Digital Twin Driven Anomaly Detection
Detecting anomalies with synthetic data
With rising prices on almost every product currently, any type of cost reduction is always beneficial. One of those cost saving areas where manufactures are increasingly looking into is data driven methods to detect when their products might fail or need preventative maintenance. This can help them in not only reducing cost on warranty repairs but also making their products more robust overall as a byproduct. However, to train these models historical data representing both “good” and “bad” states of a system is required which most of time are not readily available.
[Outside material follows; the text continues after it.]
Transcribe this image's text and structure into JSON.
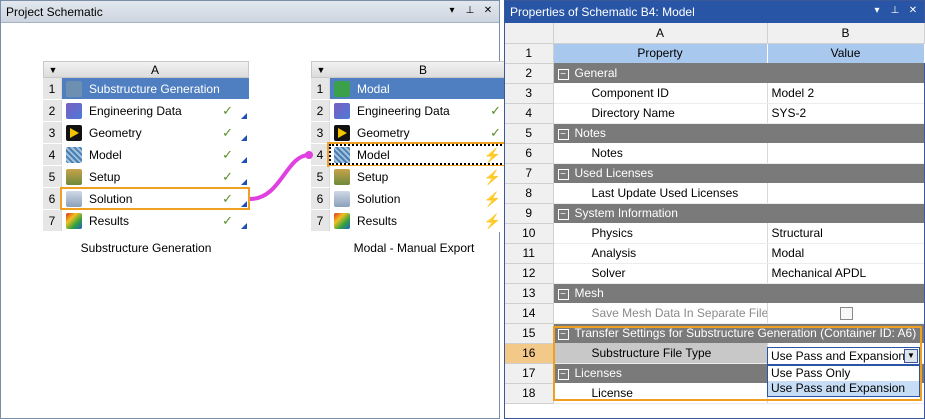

That is where synthetic data can make a real difference and in today’s article we are going to discuss a use case where we have used Altair Inspire and signalAI to build a synthetic data driven anomaly detection use case in real life.
For this project we decided to center our data around detecting when bearings in a motor system are reaching the end of their life as well as if the overall system itself is behaving in a faulty state. To determine this, we decided to take acceleration measurements from a set of bearings that are inserted into pillow blocks and connected with a linear shaft which is rotated by a motor. Once we zeroed in on the design of the system, Inspire is used to import the CAD model consisting of the parts mentioned above. Once this is done, we defined the contacts, flex bodies, and the forces which can be easily added to the Inspire model. Here we simulated two types of anomalies/failures which are commonly observed in bearing system, namely offset load on the shaft and low lubrication resulting in internal wearing. This data along with the baseline which represents normal condition is exported as .csv files which are then imported into signalAI for further down-stream analytics.
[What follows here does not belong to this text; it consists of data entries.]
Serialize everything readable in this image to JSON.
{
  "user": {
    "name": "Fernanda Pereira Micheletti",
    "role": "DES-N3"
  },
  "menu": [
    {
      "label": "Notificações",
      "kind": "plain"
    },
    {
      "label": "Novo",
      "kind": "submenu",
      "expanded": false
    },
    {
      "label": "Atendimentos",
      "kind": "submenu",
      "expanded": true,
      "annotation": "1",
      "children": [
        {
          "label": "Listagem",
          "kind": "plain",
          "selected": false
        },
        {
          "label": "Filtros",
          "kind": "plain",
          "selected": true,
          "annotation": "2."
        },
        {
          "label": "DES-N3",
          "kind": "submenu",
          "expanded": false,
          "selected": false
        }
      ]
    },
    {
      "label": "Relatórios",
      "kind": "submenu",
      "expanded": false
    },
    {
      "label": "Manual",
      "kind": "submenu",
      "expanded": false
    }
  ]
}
Now with signalAI, we decided to build two types of analytical model using these .csv files. In the first instance, we have treated the problem as an outlier detection use case which is purely unsupervised. Here we intentionally polluted the baseline data with 10% of the anomalous data and fed into the outlier detection algorithms in the signalAI node. In this case, we wanted to see how many of that 10% of the bad samples signalAI can identify as anomalous. In the other instance, we approached it as a novelty detection problem, where we first trained our models with the baseline data and then used the trained model to make inference on the anomalous data to check if the algorithms can successfully flag them as anomalous instances. In both cases, the models showed a very good accuracies in the orders of more than 98%.
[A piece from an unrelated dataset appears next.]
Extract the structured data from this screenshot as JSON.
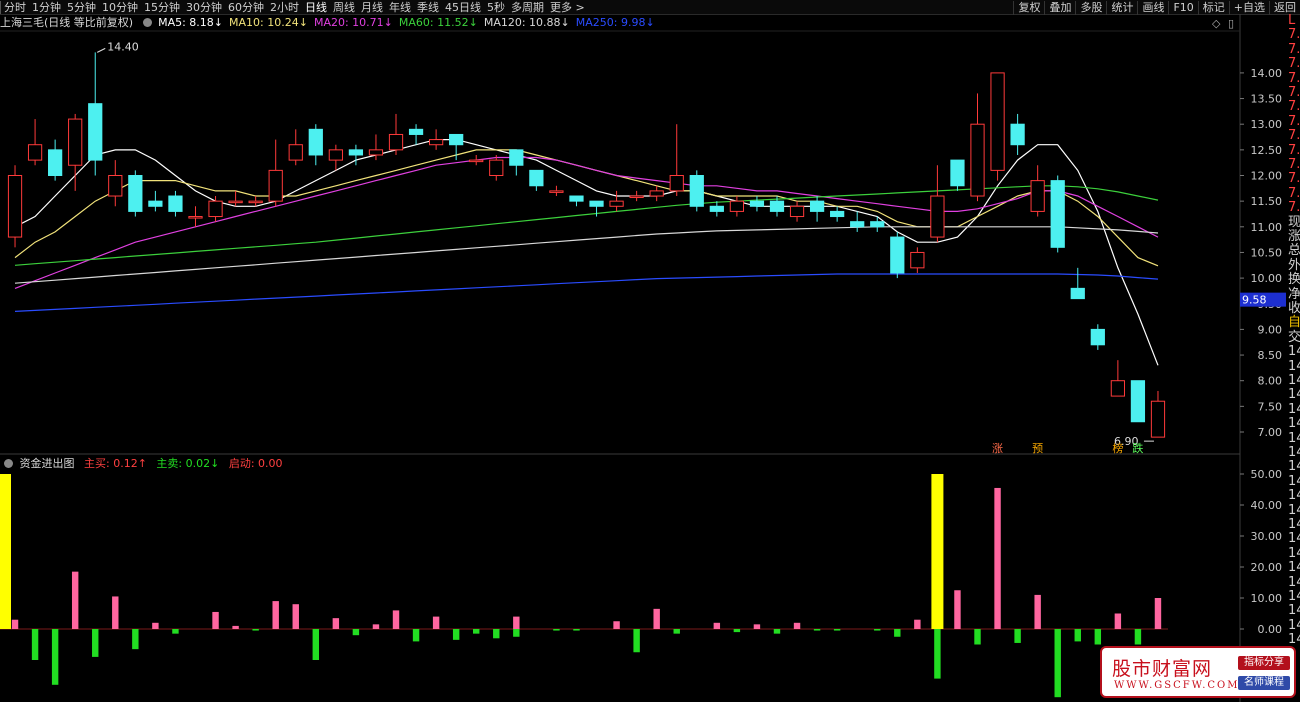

So to conclude here, to gather data representing both “good” and “bad” state of a system either we have to wait until the physical system develops some kind of wear or we have to intentionally mess parameters up to generate anomalous behavior, which often can result in damaging the system itself. In both cases it’s an expensive process, in the first case it’s expensive in terms of time and in the second case in terms of monetary cost. Using simulated data in these use cases can help us to generate required data in a fraction of time and that too without damaging the actual system. On top of this, with simulation we can generate data for different types of specific failure cases which then can be used in developing real time fault detection models. Of course, what we had showcased here is relatively a simpler version of a digital twin, but if we think about it, we can build more sophisticated ones by just adding more details into the simulation process.
Thanks for the read, happy learning!